Unfortunately, password leaks are really common in the industry. On haveibeenpwned’s database there are thousands of millions of MySpace, LinkedIn, Adobe and Badoo usernames and passwords that have been hacked. Now, Twitter may soon be added to that dangerous list, as the passwords of its 336 million users might have been leaked.
Twitter has been storing all of its users’ passwords as plain text
This is what the social network has announced on its official support account. Twitter has confirmed that passwords were stored as plain text in an internal log due to a bug when managing passwords. So, any person who had access to that file would also have access to the username and password of every Twitter profile.
In the blog post about the bug, Twitter also took the opportunity to remind us how it encrypts passwords. In a nutshell, the process, which is called hashing, entails replacing what we type with a series of numbers and letter. The hashing is generated using a function, which in Twitter’s case is bcrypt. With this process, the encrypted content is fully protected against direct hacking, and it can only be accessed to with the key.
When we type our Twitter password, the social network actually does not know the content of the password.
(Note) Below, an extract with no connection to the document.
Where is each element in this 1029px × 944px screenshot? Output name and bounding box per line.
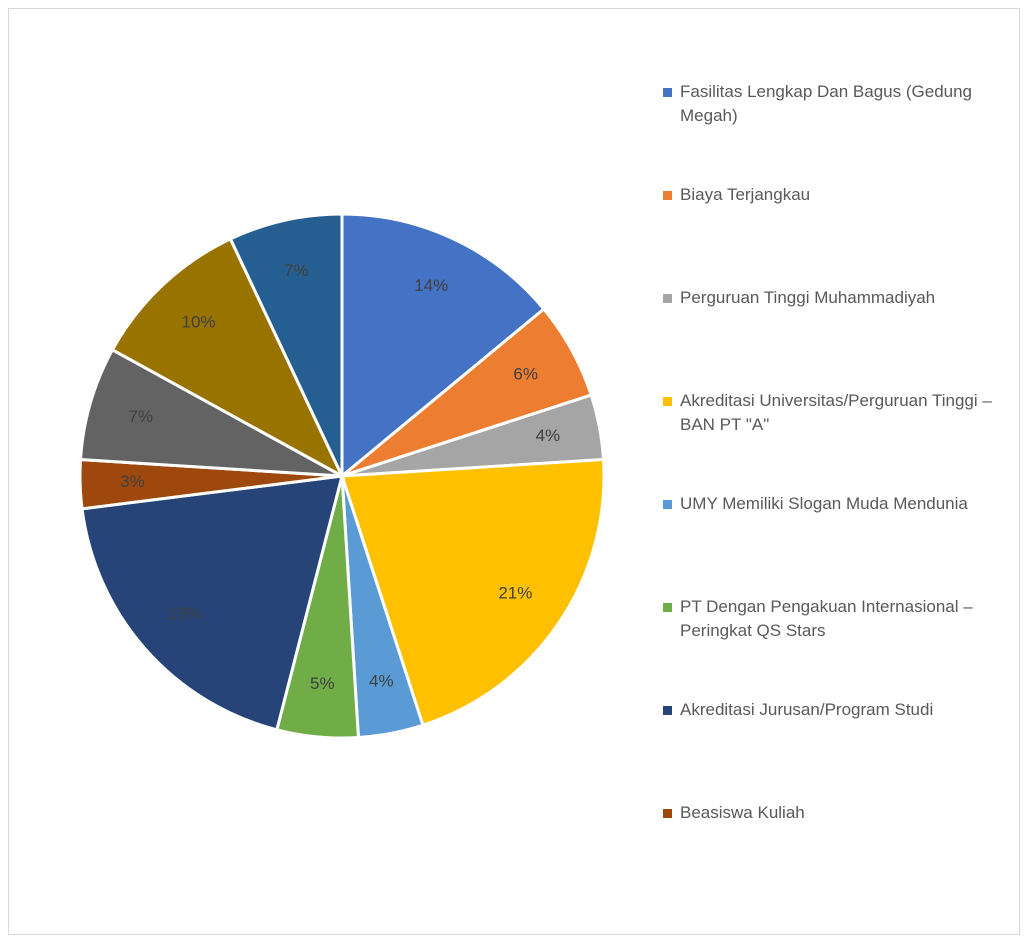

What we type is turned into a hash, and Twitter checks if that hash matches with the one in its database to grant us access.
However, it seems that Twitter made the mistake of having an internal log in plain text of the usernames and passwords that members introduced when logging in before they turned into hashes. This is really odd, and it shows that the social network’s security is not as good as it seemed. Besides, GitHub just admitted it had a similar bug that recorded passwords as plain text.
The social network claims that the data that was incorrectly stored has not been misused
Twitter confirms that it found out about the bug on its own, not a third-party, and that no leaked data has been found on the dark web. Once the company found he bug, it removed the passwords and the logs that were written in plain text, and it has fixed the bug to prevent it from happening again.
Twitter does not know if anyone had access to the file or for how long the bug had been active. After an internal investigation, Twitter claims that there is no indication of a security breach or misuse.
However, any employee might have had access to that file, and some other employees are unhappy with the company because hundreds of them were fired last year. So, anyone could have made a copy of the database and sold it on the dark web, meaning that our password could be now in the hands of some hacker.
Therefore, Twitter (and us) has started to prompt its users to preemptively change their passwords as soon as possible. You should do this for Twitter and any other account with which you used the same email and password (which is something that we should not do to avoid a similar situation). It is also advisable to activate the two-factor authentication to prevent someone who has the password from getting access to our account.